Since you're usually going to invoke these statements only once, it would be very tiresome to have to call prepare( ) to get a statement handle and then call execute( ) on that statement handle to actually invoke it, only to immediately discard that statement handle.
Fortunately, the DBI defines a shortcut for carrying out these operations -- the do( ) method, invoked against a valid database handle. Using do( ) is extremely easy. For example, if you wished to delete some rows of data from the megaliths table, the following code is all that's required:
### Assuming a valid database handle exists.... ### Delete the rows for Stonehenge! $rows = $dbh->do( " DELETE FROM megaliths WHERE name = 'Stonehenge' " );
To signify whether or not the SQL statement has been successful, a value is returned from the call signifying either the number of rows affected by the SQL statement, or undef if an error occurred.
Some databases and some statements will not be able to return the number of rows affected by some statements; -1 will be returned in these cases.
As a special case, a row count of zero is returned as the string 0E0, which is just a fancy mathematical way of saying zero. Returning 0E0 instead of 0 means that the do( ) method still returns a value that Perl interprets as true, even when no rows have been affected.[49] The do( ) method returns a false value only on an error.

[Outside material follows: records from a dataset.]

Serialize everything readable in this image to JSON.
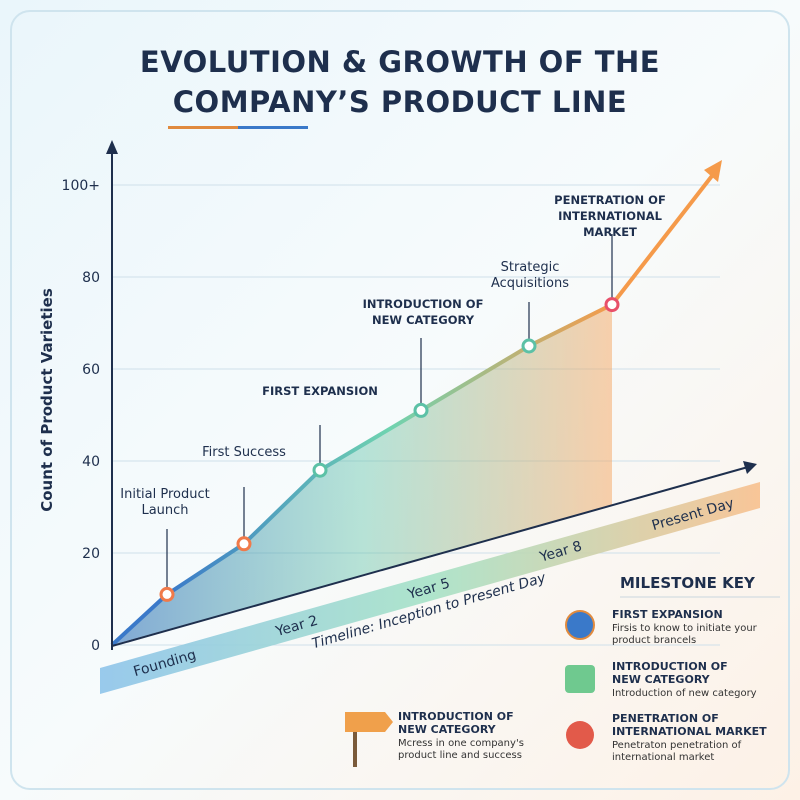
{
  "chart_data": {
    "type": "line",
    "title": "EVOLUTION & GROWTH OF THE COMPANY’S PRODUCT LINE",
    "y_label": "Count of Product Varieties",
    "x_label": "Timeline: Inception to Present Day",
    "categories": [
      "Initial Product Launch",
      "First Success",
      "FIRST EXPANSION",
      "INTRODUCTION OF NEW CATEGORY",
      "Strategic Acquisitions",
      "PENETRATION OF INTERNATIONAL MARKET"
    ],
    "values": [
      11,
      22,
      38,
      51,
      65,
      74
    ],
    "color": "#5fbf9a",
    "ylim": [
      0,
      105
    ],
    "yticks": [
      0,
      20,
      40,
      60,
      80,
      {
        "value": 100,
        "label": "100+"
      }
    ],
    "grid": true,
    "timeline": [
      "Founding",
      "Year 2",
      "Year 5",
      "Year 8",
      "Present Day"
    ]
  },
  "milestone_key": {
    "title": "MILESTONE KEY",
    "items": [
      {
        "title": "FIRST EXPANSION",
        "desc": "Firsis to know to initiate your product brancels"
      },
      {
        "title": "INTRODUCTION OF NEW CATEGORY",
        "desc": "Introduction of new category"
      },
      {
        "title": "PENETRATION OF INTERNATIONAL MARKET",
        "desc": "Penetraton penetration of international market"
      }
    ]
  },
  "signpost_note": {
    "title": "INTRODUCTION OF NEW CATEGORY",
    "desc": "Mcress in one company's product line and success"
  }
}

[49]Perl actually has special logic to allow the string 0 but true to be used for this kind of purpose. The DBI doesn't use that because people are bound to write messages like print Deleted $rows rows\n and Deleted 0E0 rows reads slightly better than Deleted 0 but true rows.
A good DBI method to remember is quote( ) -- especially when building SQL statements, and especially when inserting new data into the database via do( ). This method correctly quotes values as literal strings within your SQL statement before it is issued to the database. We discussed this method in Chapter 4, "Programming with the DBI ".